2) More basketball, cable. There are three cable channels, competing with CBS for our attention. In the daytime, doubleheaders start at 12:45 p.m. ET on Tru TV, 1:15 p.m. on TBS and 1:45 on TNT. At night, new doubleheaders are 6:25 p.m. on TBS, 7:15 on Tru TV and 7:25 on TNT.
3) “The Blacklist,” 8 p.m., NBC, and “Wynonna Earp.” 10 p.m., Syfy. With CBS’ shows shelved by basketball, these two have the drama-series audience to themselves. On “Blacklist,” Liz continues her vengeance against Red, her former mentor. On “Earp,” Wynonna is in her hometown, near the Rockies. This is its “trivia night” and Syfy says that means murder and mayhem.
4) “Great Performances at the Met,” 9 p.m., PBS (check local listings). Social distancing has stymied opera and orchestras, so PBS has solo concerts in elegant settings. That starts with Renee Fleming – looking regal in gold and purple – in a mansion near Washington, D.C., joined only by a pianist and four cameras, two of them robotic. The arias are surrounded by songs about hope – a new one at the beginning and familiar ones – “Over the Rainbow” and Brahms’ lullaby – at the end.

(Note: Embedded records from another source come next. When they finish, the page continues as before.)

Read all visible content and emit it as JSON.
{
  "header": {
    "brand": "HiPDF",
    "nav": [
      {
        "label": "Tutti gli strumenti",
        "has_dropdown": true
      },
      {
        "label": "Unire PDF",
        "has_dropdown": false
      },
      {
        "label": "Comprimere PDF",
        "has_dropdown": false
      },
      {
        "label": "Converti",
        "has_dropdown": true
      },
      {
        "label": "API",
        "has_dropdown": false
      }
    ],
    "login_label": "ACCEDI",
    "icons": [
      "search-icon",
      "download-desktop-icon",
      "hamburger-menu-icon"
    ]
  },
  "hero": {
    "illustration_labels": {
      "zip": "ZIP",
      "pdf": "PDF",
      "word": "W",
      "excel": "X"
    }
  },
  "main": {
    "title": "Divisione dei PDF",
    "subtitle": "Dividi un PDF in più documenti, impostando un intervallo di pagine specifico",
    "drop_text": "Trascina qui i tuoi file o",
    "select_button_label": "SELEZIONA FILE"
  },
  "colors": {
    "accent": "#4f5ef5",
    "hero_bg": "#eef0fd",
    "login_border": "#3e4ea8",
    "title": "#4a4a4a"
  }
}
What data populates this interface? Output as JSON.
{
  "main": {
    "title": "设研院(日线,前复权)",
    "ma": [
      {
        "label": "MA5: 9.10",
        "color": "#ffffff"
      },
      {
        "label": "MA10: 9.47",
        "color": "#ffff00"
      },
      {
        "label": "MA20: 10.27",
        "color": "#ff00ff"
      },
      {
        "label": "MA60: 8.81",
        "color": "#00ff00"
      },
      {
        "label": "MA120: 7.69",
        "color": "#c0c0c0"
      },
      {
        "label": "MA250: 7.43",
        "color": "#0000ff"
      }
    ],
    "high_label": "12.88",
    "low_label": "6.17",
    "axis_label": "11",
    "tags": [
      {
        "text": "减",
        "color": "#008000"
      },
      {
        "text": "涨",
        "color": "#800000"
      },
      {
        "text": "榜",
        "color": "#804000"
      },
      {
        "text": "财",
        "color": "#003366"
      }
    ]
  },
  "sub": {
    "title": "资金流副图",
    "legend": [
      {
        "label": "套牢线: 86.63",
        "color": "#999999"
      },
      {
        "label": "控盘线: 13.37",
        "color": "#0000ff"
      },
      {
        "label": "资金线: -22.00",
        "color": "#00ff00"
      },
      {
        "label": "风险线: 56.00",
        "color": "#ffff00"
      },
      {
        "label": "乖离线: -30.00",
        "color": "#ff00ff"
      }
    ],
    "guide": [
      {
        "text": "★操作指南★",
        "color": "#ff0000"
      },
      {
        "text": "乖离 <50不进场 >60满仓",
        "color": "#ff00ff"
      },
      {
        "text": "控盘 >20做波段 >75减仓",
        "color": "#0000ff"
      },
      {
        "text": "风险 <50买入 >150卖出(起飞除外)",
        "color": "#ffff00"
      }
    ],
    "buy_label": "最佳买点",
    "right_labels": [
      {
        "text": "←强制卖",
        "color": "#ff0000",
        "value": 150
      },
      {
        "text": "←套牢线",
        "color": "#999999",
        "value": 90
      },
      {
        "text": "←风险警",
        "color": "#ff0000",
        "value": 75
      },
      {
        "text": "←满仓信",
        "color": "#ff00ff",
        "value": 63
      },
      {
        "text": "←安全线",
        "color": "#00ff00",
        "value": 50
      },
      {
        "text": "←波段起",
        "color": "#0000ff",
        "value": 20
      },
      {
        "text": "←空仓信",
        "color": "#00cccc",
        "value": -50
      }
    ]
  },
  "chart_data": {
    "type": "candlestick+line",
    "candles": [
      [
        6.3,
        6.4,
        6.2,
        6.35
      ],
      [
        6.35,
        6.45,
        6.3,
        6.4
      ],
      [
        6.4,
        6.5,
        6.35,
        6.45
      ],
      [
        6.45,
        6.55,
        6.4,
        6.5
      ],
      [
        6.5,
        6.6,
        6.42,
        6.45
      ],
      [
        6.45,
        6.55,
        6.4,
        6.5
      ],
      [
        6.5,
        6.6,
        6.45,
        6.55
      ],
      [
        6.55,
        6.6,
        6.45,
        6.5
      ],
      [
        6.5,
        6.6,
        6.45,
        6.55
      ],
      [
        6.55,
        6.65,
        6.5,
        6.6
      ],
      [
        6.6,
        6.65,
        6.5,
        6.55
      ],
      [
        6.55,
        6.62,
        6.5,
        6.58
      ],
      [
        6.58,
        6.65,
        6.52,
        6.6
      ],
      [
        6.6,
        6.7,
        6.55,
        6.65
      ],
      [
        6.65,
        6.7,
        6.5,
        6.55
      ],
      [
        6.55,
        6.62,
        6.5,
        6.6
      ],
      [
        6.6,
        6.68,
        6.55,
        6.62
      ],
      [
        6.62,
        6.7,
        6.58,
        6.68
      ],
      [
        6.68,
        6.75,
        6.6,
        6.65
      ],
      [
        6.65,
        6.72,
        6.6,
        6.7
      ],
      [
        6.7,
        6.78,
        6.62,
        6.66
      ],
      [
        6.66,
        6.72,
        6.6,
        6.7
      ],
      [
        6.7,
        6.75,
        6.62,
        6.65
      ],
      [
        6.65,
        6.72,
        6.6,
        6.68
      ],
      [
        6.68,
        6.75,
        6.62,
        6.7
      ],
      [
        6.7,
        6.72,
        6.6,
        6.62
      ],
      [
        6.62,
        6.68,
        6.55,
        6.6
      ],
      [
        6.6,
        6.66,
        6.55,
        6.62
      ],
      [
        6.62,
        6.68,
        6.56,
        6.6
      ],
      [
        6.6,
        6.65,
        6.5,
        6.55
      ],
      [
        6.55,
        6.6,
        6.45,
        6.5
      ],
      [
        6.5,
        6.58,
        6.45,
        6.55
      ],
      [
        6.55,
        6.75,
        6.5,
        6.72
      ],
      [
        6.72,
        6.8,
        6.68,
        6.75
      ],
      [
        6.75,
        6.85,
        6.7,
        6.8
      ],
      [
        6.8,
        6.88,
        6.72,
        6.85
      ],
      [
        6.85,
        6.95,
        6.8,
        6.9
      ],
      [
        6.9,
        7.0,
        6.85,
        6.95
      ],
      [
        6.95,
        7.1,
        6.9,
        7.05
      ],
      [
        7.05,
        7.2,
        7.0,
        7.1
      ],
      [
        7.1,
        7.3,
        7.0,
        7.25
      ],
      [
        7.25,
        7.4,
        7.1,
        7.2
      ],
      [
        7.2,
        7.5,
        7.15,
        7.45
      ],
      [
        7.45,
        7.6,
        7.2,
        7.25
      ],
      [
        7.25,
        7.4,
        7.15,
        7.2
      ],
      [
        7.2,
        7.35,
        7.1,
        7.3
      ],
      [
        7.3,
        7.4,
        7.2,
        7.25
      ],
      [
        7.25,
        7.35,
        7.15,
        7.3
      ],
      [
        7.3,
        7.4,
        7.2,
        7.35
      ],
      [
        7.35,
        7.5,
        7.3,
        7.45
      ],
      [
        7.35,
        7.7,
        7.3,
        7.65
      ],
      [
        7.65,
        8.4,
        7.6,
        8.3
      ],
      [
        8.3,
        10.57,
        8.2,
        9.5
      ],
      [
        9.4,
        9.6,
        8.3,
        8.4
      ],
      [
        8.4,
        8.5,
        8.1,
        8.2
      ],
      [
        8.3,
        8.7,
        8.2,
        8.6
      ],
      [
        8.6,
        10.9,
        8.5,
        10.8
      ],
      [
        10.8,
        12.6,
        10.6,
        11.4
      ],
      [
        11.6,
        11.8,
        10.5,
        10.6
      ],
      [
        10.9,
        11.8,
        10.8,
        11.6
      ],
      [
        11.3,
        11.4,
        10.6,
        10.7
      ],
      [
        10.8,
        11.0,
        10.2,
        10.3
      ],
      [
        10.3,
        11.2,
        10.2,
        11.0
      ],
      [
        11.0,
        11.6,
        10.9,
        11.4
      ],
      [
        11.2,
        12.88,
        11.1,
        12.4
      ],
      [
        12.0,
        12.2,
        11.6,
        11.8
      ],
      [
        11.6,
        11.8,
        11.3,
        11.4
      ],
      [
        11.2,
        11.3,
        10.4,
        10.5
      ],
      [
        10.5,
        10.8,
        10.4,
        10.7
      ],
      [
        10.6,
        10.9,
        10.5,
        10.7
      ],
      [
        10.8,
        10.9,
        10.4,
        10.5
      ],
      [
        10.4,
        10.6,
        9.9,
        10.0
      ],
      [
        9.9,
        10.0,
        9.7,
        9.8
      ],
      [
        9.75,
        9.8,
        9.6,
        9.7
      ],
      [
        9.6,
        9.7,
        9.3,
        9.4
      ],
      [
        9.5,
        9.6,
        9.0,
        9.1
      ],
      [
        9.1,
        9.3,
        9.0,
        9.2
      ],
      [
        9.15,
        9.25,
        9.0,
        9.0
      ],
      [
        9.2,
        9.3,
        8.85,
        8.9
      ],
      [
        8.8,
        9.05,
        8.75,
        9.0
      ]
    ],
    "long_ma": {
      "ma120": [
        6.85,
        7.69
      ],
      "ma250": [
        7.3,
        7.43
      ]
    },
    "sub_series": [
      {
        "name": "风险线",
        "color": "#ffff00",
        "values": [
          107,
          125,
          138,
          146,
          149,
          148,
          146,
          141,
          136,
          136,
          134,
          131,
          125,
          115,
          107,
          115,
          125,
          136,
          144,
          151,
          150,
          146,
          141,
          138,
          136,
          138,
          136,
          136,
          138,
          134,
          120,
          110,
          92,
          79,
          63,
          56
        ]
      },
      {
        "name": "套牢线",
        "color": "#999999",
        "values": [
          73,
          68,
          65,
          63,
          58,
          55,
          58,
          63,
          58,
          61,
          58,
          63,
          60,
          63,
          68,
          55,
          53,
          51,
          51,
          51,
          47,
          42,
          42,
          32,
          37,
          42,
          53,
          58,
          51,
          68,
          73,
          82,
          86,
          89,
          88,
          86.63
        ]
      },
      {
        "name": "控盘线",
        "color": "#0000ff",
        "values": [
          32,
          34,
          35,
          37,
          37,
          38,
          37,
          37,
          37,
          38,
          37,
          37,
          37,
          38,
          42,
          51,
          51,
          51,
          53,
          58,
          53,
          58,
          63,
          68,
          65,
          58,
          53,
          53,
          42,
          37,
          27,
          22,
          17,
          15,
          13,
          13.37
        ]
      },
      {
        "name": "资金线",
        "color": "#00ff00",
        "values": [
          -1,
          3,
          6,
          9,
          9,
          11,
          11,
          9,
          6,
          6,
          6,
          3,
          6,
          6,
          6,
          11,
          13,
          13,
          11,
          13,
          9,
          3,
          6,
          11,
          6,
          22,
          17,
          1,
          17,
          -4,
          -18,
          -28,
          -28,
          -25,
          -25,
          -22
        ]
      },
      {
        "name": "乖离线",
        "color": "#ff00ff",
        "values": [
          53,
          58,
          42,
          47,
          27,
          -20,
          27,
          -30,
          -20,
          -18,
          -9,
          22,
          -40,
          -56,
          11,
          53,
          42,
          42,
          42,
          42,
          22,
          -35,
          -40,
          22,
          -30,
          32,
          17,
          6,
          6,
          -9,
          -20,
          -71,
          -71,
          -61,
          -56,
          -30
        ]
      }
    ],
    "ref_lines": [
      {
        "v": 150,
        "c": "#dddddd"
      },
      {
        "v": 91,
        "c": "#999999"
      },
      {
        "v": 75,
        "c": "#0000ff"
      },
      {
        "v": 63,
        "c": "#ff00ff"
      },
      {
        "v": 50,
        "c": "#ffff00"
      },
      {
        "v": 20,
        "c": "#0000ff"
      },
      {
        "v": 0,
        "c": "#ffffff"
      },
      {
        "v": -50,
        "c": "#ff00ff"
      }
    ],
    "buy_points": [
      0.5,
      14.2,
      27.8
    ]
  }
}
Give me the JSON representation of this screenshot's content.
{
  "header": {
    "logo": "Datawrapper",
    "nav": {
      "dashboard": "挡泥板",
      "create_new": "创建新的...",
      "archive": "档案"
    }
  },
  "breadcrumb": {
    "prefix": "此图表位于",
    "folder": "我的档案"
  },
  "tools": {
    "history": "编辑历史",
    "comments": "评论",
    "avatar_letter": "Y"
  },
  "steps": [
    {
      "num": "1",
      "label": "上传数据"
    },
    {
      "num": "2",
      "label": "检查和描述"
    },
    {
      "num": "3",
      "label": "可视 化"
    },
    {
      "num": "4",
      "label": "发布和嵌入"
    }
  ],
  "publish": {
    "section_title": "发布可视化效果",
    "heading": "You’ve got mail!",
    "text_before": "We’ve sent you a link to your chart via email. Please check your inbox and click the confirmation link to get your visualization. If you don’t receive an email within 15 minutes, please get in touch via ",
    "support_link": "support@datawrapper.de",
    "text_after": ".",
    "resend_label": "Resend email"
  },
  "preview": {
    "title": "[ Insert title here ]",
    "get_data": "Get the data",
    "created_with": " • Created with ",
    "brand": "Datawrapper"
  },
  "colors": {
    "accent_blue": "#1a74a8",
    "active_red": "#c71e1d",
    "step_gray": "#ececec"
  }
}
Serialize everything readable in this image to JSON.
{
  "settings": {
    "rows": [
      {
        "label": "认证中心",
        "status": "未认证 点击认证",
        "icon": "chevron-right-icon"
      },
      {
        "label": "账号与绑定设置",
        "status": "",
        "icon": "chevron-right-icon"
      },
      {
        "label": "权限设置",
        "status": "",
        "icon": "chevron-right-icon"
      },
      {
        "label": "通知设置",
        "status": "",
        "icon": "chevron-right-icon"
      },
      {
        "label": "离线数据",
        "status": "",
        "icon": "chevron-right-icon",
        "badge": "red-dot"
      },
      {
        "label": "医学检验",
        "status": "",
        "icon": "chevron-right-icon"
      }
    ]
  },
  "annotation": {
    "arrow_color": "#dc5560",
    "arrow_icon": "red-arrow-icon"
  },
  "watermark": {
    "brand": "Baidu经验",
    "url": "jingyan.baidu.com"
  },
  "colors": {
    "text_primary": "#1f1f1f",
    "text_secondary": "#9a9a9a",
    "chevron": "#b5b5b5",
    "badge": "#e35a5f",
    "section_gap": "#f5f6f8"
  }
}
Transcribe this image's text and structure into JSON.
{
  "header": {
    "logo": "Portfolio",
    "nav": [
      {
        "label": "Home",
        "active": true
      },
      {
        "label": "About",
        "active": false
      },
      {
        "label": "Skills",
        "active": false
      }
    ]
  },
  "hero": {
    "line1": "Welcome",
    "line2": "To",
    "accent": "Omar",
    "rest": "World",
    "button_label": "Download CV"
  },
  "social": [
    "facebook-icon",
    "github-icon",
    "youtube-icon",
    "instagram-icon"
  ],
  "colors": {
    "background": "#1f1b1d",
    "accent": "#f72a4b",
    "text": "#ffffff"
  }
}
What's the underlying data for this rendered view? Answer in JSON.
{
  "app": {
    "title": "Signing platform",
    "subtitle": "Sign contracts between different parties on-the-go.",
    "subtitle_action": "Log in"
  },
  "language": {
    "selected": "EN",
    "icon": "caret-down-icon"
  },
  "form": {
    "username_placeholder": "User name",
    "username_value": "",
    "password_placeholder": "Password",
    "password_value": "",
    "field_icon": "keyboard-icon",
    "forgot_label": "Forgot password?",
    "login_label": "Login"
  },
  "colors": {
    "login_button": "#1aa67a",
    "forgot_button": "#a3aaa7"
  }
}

5) “Adventureland” (2009), 8:05 p.m., HBO. This amiable little movie didn’t draw crowds, but its young stars went on to “Social Network,” “Twilight Saga” and more. Jesse Eisenberg plays a college grad who ends up at a declining amusement park, where Kristen Stewart works. Other good movie choices include “Silver Linings Playbook” (2012), at 8 p.m. on Showtime, and “Back to the Future” (1985) at 6 p.m. on AMC, with its sequel (1989) at 8:30.